Last week I picked up one that was on my list to try - the Acavallo Sensitive bit.

It's a flexible mullen mouth. The mouthpiece is quite narrow - I saw some site say that it was about 14mm. But it's kind of oval versus round - the mouthpiece is flatter on the top and bottom.

It doesn't really have any part that is shaped to reduce tongue pressure, but because it is so flexible I was hoping that this would make up for it.

The D-rings on the sides are fixed, with slots for the cheekpieces and reins. There are two options as to where to put your reins - the lower slot would add some poll pressure (I didn't try this one). The middle slot for the reins is fairly generous so that the rein has some room to move before it would activate poll pressure. If you are using your reins in a normal hand position I can't really see it happening. Note that I had to drop my cheekpieces down two holes when I put the bridle on Cisco for this bit - if your bridle is already fitting small, you might end up with a problem fitting it.

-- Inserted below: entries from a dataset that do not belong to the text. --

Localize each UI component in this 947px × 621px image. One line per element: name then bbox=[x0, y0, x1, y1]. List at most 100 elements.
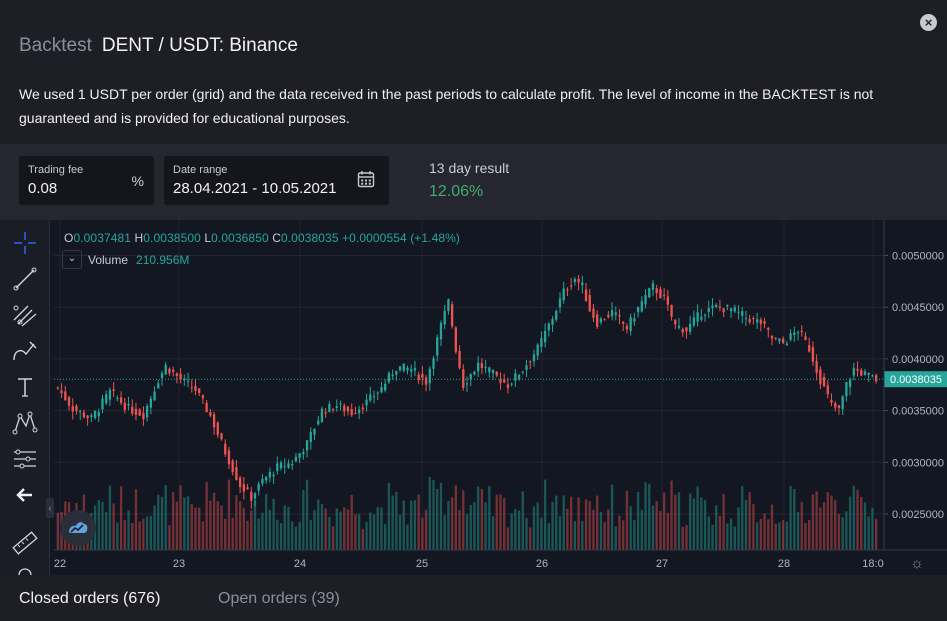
candle-body bbox=[506, 384, 510, 388]
candle-body bbox=[804, 336, 807, 340]
y-tick-label: 0.0040000 bbox=[892, 354, 944, 366]
volume-bar bbox=[227, 479, 231, 550]
volume-bar bbox=[153, 505, 156, 550]
volume-bar bbox=[272, 498, 275, 550]
ohlc-legend: O0.0037481 H0.0038500 L0.0036850 C0.0038… bbox=[64, 231, 460, 245]
controls-bar: Trading fee 0.08 % Date range 28.04.2021… bbox=[0, 144, 947, 220]
volume-bar bbox=[283, 505, 286, 550]
y-tick-label: 0.0030000 bbox=[892, 457, 944, 469]
candle-body bbox=[808, 345, 811, 352]
volume-bar bbox=[484, 502, 487, 550]
volume-bar bbox=[867, 516, 870, 550]
x-tick-label: 28 bbox=[778, 558, 790, 570]
volume-bar bbox=[640, 509, 643, 550]
candle-body bbox=[659, 289, 662, 299]
candle-body bbox=[261, 478, 264, 484]
volume-bar bbox=[759, 518, 762, 550]
volume-bar bbox=[320, 503, 324, 550]
candle-body bbox=[517, 375, 521, 380]
candle-body bbox=[703, 314, 707, 316]
tab-open-orders[interactable]: Open orders (39) bbox=[218, 590, 340, 607]
volume-bar bbox=[317, 499, 320, 550]
candle-body bbox=[584, 289, 588, 302]
chevron-down-icon[interactable]: ⌄ bbox=[62, 250, 82, 269]
volume-bar bbox=[644, 482, 647, 550]
candle-body bbox=[250, 491, 253, 501]
calendar-icon[interactable] bbox=[357, 170, 375, 188]
volume-bar bbox=[454, 485, 457, 550]
trend-line-icon[interactable] bbox=[10, 264, 40, 294]
brand-logo-button[interactable] bbox=[60, 510, 96, 546]
date-range-value[interactable]: 28.04.2021 - 10.05.2021 bbox=[173, 180, 337, 197]
volume-bar bbox=[480, 489, 484, 550]
trading-fee-field[interactable]: Trading fee 0.08 % bbox=[19, 156, 154, 205]
candle-body bbox=[324, 412, 327, 414]
volume-bar bbox=[785, 521, 789, 550]
volume-bar bbox=[123, 520, 126, 550]
volume-bar bbox=[729, 518, 733, 550]
candle-body bbox=[491, 369, 495, 374]
candle-body bbox=[603, 319, 606, 321]
candle-body bbox=[796, 332, 800, 334]
crosshair-icon[interactable] bbox=[10, 228, 40, 258]
volume-bar bbox=[692, 498, 696, 550]
candle-body bbox=[398, 366, 402, 371]
volume-bar bbox=[179, 485, 182, 550]
candle-body bbox=[677, 325, 681, 328]
volume-bar bbox=[190, 504, 193, 550]
volume-bar bbox=[525, 517, 528, 550]
volume-bar bbox=[796, 512, 800, 550]
chart-area[interactable]: ‹ 0.0038035 0.0050000 0.0045000 0.0040000 0… bbox=[0, 220, 947, 575]
candle-body bbox=[692, 317, 696, 326]
prediction-tool-icon[interactable] bbox=[10, 444, 40, 474]
volume-label: Volume bbox=[88, 252, 129, 267]
candle-body bbox=[819, 369, 822, 385]
volume-bar bbox=[302, 489, 305, 550]
percent-suffix: % bbox=[131, 173, 144, 189]
volume-bar bbox=[160, 496, 164, 550]
brush-icon[interactable] bbox=[10, 336, 40, 366]
volume-bar bbox=[655, 501, 658, 550]
candle-body bbox=[305, 440, 309, 451]
date-range-field[interactable]: Date range 28.04.2021 - 10.05.2021 bbox=[164, 156, 389, 205]
volume-bar bbox=[253, 500, 257, 550]
date-range-label: Date range bbox=[173, 164, 228, 176]
candle-body bbox=[841, 396, 844, 410]
candle-body bbox=[815, 360, 818, 373]
candle-body bbox=[555, 310, 558, 320]
volume-bar bbox=[131, 522, 134, 550]
ruler-icon[interactable] bbox=[10, 528, 40, 558]
tab-closed-orders[interactable]: Closed orders (676) bbox=[19, 590, 161, 607]
price-chart[interactable]: 0.0038035 0.0050000 0.0045000 0.0040000 0.0… bbox=[54, 220, 947, 575]
candlestick-chart[interactable]: 0.0038035 0.0050000 0.0045000 0.0040000 0.0… bbox=[54, 220, 947, 575]
candle-body bbox=[577, 278, 580, 283]
pitchfork-icon[interactable] bbox=[10, 300, 40, 330]
volume-bar bbox=[331, 526, 335, 550]
candle-body bbox=[343, 405, 346, 412]
volume-bar bbox=[830, 495, 833, 550]
candle-body bbox=[86, 415, 89, 419]
back-arrow-icon[interactable] bbox=[10, 480, 40, 510]
candle-body bbox=[826, 385, 829, 395]
pattern-icon[interactable] bbox=[10, 408, 40, 438]
candle-body bbox=[294, 456, 298, 462]
trading-fee-value[interactable]: 0.08 bbox=[28, 180, 58, 197]
candle-body bbox=[822, 376, 826, 387]
candle-body bbox=[216, 422, 219, 435]
candle-body bbox=[97, 411, 100, 417]
candle-body bbox=[183, 378, 186, 381]
candle-body bbox=[722, 308, 725, 313]
candle-body bbox=[134, 408, 138, 415]
trading-fee-label: Trading fee bbox=[28, 164, 84, 176]
close-button[interactable]: × bbox=[920, 14, 937, 31]
candle-body bbox=[145, 405, 149, 418]
candle-body bbox=[622, 321, 625, 324]
volume-bar bbox=[848, 496, 852, 550]
zoom-icon[interactable] bbox=[10, 564, 40, 575]
candle-body bbox=[253, 493, 257, 499]
volume-bar bbox=[722, 493, 725, 550]
candle-body bbox=[480, 363, 484, 369]
text-tool-icon[interactable] bbox=[10, 372, 40, 402]
candle-body bbox=[711, 305, 714, 309]
toolbar-collapse-handle[interactable]: ‹ bbox=[46, 498, 54, 518]
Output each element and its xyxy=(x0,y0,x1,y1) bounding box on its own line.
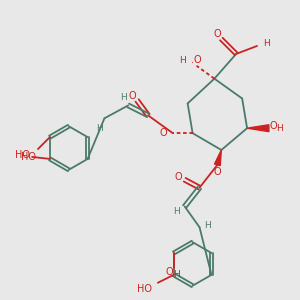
Text: .O: .O xyxy=(190,55,201,65)
Text: H: H xyxy=(276,124,283,133)
Text: HO: HO xyxy=(15,150,30,160)
Text: O: O xyxy=(270,121,278,131)
Text: H: H xyxy=(173,270,180,279)
Text: HO: HO xyxy=(21,152,36,162)
Text: O: O xyxy=(166,267,174,277)
Text: O: O xyxy=(175,172,182,182)
Text: H: H xyxy=(173,207,180,216)
Text: O: O xyxy=(214,29,221,39)
Text: H: H xyxy=(120,93,127,102)
Text: O: O xyxy=(159,128,167,138)
Text: HO: HO xyxy=(137,284,152,294)
Text: H: H xyxy=(96,124,103,133)
Polygon shape xyxy=(247,125,269,132)
Text: H: H xyxy=(179,56,186,65)
Text: O: O xyxy=(214,167,221,177)
Text: H: H xyxy=(204,221,211,230)
Text: O: O xyxy=(128,91,136,100)
Polygon shape xyxy=(214,150,221,166)
Text: H: H xyxy=(263,40,270,49)
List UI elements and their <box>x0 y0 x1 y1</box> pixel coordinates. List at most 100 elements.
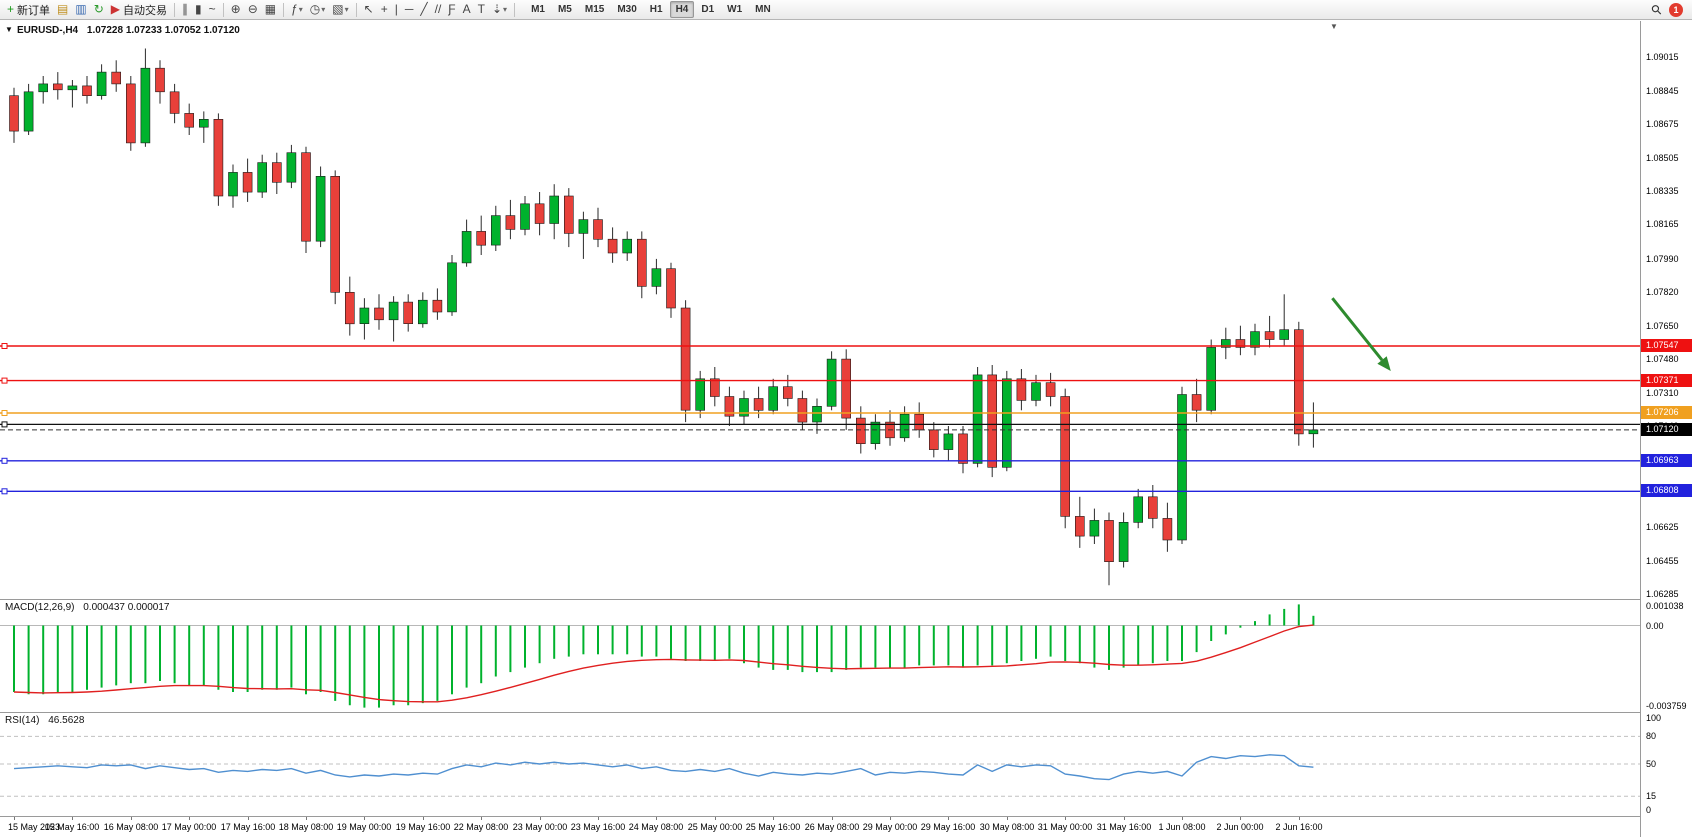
rsi-value-label: 46.5628 <box>48 715 85 726</box>
price-level-badge: 1.06808 <box>1641 484 1692 497</box>
timeframe-w1-button[interactable]: W1 <box>727 4 743 15</box>
timeframe-h4-button[interactable]: H4 <box>669 1 695 18</box>
time-axis-tick <box>1182 817 1183 820</box>
time-axis-tick <box>890 817 891 820</box>
chart-header: EURUSD-,H4 1.07228 1.07233 1.07052 1.071… <box>17 25 240 36</box>
time-axis-label: 19 May 00:00 <box>336 822 392 832</box>
time-axis-label: 2 Jun 00:00 <box>1216 822 1264 832</box>
price-chart-panel[interactable]: ▼ EURUSD-,H4 1.07228 1.07233 1.07052 1.0… <box>0 21 1640 599</box>
trendline-button[interactable]: ╱ <box>417 1 430 18</box>
time-axis-tick <box>189 817 190 820</box>
timeframe-m15-button[interactable]: M15 <box>584 4 605 15</box>
panel-separator-rsi[interactable] <box>0 712 1692 713</box>
indicators-button[interactable]: ƒ ▾ <box>288 1 306 18</box>
time-axis[interactable]: 15 May 2023 15 May 16:00 16 May 08:00 17 Ma… <box>0 817 1640 837</box>
timeframe-m5-button[interactable]: M5 <box>557 4 572 15</box>
price-axis-label: 1.07990 <box>1646 254 1679 264</box>
time-axis-tick <box>1124 817 1125 820</box>
crosshair-button[interactable]: + <box>378 1 391 18</box>
channel-button[interactable]: // <box>432 1 445 18</box>
chart-window-button[interactable]: ▤ <box>54 1 71 18</box>
text-button[interactable]: A <box>460 1 474 18</box>
periods-button[interactable]: ◷ ▾ <box>307 1 329 18</box>
auto-trading-button[interactable]: ▶ 自动交易 <box>108 1 170 18</box>
time-axis-tick <box>1007 817 1008 820</box>
rsi-axis-label: 100 <box>1646 713 1662 723</box>
zoom-in-button[interactable]: ⊕ <box>228 1 244 18</box>
notification-badge[interactable]: 1 <box>1669 2 1683 17</box>
time-axis-tick <box>598 817 599 820</box>
search-icon[interactable]: ⚲ <box>1648 0 1666 18</box>
macd-values-label: 0.000437 0.000017 <box>83 602 170 613</box>
time-axis-label: 2 Jun 16:00 <box>1275 822 1323 832</box>
print-button[interactable]: ▥ <box>72 1 89 18</box>
level-anchor[interactable] <box>1 343 8 349</box>
panel-separator-macd[interactable] <box>0 599 1692 600</box>
chart-shift-marker[interactable]: ▼ <box>1330 22 1338 31</box>
timeframe-m1-button[interactable]: M1 <box>531 4 545 15</box>
vertical-line-button[interactable]: | <box>392 1 401 18</box>
timeframe-mn-button[interactable]: MN <box>755 4 771 15</box>
tile-windows-button[interactable]: ▦ <box>262 1 279 18</box>
candlestick-chart[interactable] <box>0 21 1640 599</box>
candles-chart-icon: ▮ <box>195 2 202 16</box>
cursor-button[interactable]: ↖ <box>361 1 377 18</box>
arrows-icon: ⇣ <box>491 2 503 16</box>
time-axis-label: 15 May 2023 <box>8 822 61 832</box>
horizontal-line-button[interactable]: ─ <box>402 1 417 18</box>
auto-trading-button-label: 自动交易 <box>123 4 167 17</box>
rsi-panel[interactable]: RSI(14) 46.5628 <box>0 713 1640 816</box>
toolbar-right: ⚲ 1 <box>1648 0 1688 18</box>
level-anchor[interactable] <box>1 488 8 495</box>
price-axis-label: 1.06625 <box>1646 522 1679 532</box>
timeframe-h1-button[interactable]: H1 <box>649 4 663 15</box>
trend-arrow-annotation[interactable] <box>1331 297 1391 371</box>
time-axis-tick <box>72 817 73 820</box>
time-axis-label: 23 May 16:00 <box>570 822 626 832</box>
ohlc-values-label: 1.07228 1.07233 1.07052 1.07120 <box>86 25 240 36</box>
price-level-badge: 1.07206 <box>1641 406 1692 419</box>
level-anchor[interactable] <box>1 377 8 384</box>
macd-signal-line <box>13 624 1314 703</box>
new-order-button-label: 新订单 <box>17 4 51 17</box>
bars-chart-button[interactable]: ∥ <box>179 1 191 18</box>
price-axis-label: 1.07650 <box>1646 321 1679 331</box>
price-axis-label: 1.08845 <box>1646 86 1679 96</box>
rsi-axis-label: 0 <box>1646 805 1652 815</box>
vertical-line-icon: | <box>394 2 398 16</box>
fibonacci-button[interactable]: Ƒ <box>445 1 458 18</box>
macd-panel[interactable]: MACD(12,26,9) 0.000437 0.000017 <box>0 600 1640 712</box>
one-click-trading-toggle[interactable]: ▼ <box>5 25 13 34</box>
label-button[interactable]: T <box>475 1 488 18</box>
dropdown-arrow-icon: ▾ <box>503 5 508 14</box>
level-anchor[interactable] <box>1 410 8 416</box>
price-level-badge: 1.07371 <box>1641 374 1692 387</box>
macd-axis-label: 0.001038 <box>1646 601 1684 611</box>
line-chart-button[interactable]: ~ <box>206 1 219 18</box>
timeframe-d1-button[interactable]: D1 <box>701 4 715 15</box>
tile-windows-icon: ▦ <box>264 2 277 16</box>
price-axis-label: 1.08505 <box>1646 153 1679 163</box>
level-anchor[interactable] <box>1 421 8 428</box>
level-anchor[interactable] <box>1 457 8 464</box>
candles-chart-button[interactable]: ▮ <box>192 1 205 18</box>
time-axis-tick <box>1065 817 1066 820</box>
zoom-out-button[interactable]: ⊖ <box>245 1 261 18</box>
time-axis-label: 29 May 00:00 <box>862 822 918 832</box>
time-axis-label: 22 May 08:00 <box>453 822 509 832</box>
arrows-button[interactable]: ⇣ ▾ <box>489 1 510 18</box>
crosshair-icon: + <box>380 2 388 16</box>
macd-axis-label: -0.003759 <box>1646 701 1687 711</box>
price-axis[interactable]: 1.09015 1.08845 1.08675 1.08505 1.08335 1.081… <box>1640 21 1692 837</box>
templates-button[interactable]: ▧ ▾ <box>329 1 351 18</box>
refresh-button[interactable]: ↻ <box>91 1 107 18</box>
dropdown-arrow-icon: ▾ <box>298 5 303 14</box>
periods-icon: ◷ <box>309 2 321 16</box>
new-order-button[interactable]: + 新订单 <box>4 1 53 18</box>
chart-window-icon: ▤ <box>57 2 69 16</box>
time-axis-label: 26 May 08:00 <box>804 822 860 832</box>
timeframe-m30-button[interactable]: M30 <box>617 4 637 15</box>
time-axis-label: 18 May 08:00 <box>278 822 334 832</box>
price-axis-label: 1.07310 <box>1646 388 1679 398</box>
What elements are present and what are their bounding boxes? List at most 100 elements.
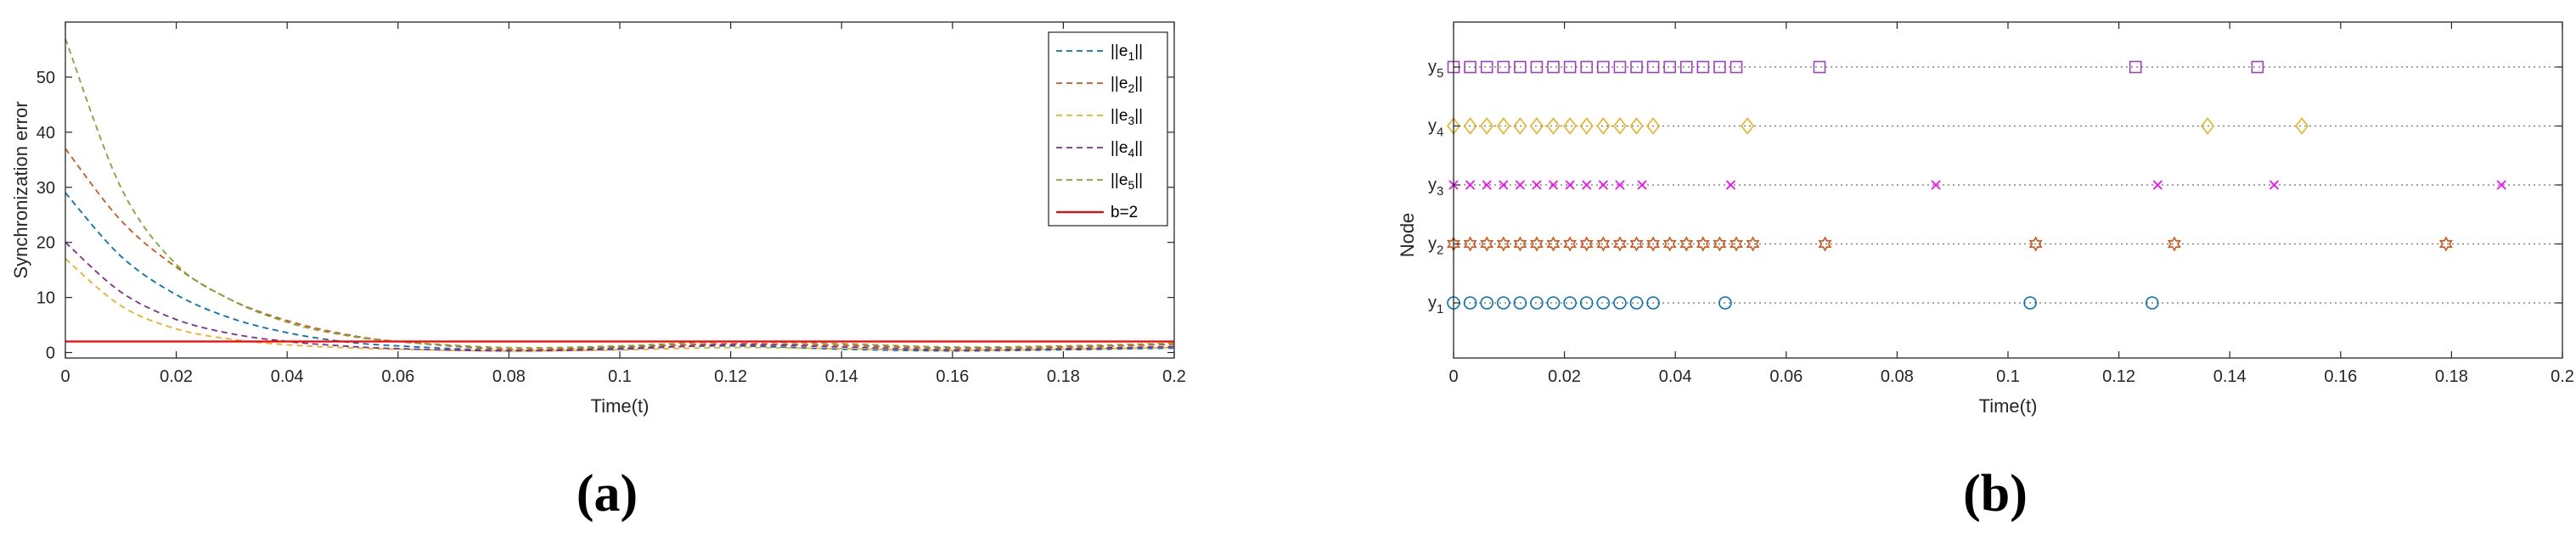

The reason I wanted to try this bit was because of the flatter mouthpiece, it was still a mullen mouth, and I was hoping that Cisco would like the flexibility of the bit and be able to hold it more comfortable in his mouth.

He didn't like it.

I only tried it for one ride, so I might give it another chance. But I just didn't like the connection feeling that I had versus the other two bits I've been using. At the beginning of the ride I thought his mouth was quieter than it normally is, but by the end of the ride it was definitely just as active. The only reason I would try it again was because he was a bit up for the ride and took quite a while to settle, so it might not have been the best ride to judge new equipment.

This bit is quite a bit cheaper than the other bits I want to try - I paid $70 CDN for it. Bits are things that every horse has a different opinion about, so I'm not going to say if I recommend it or not. I do think that if you have a fussy horse it's definitely worth trying though.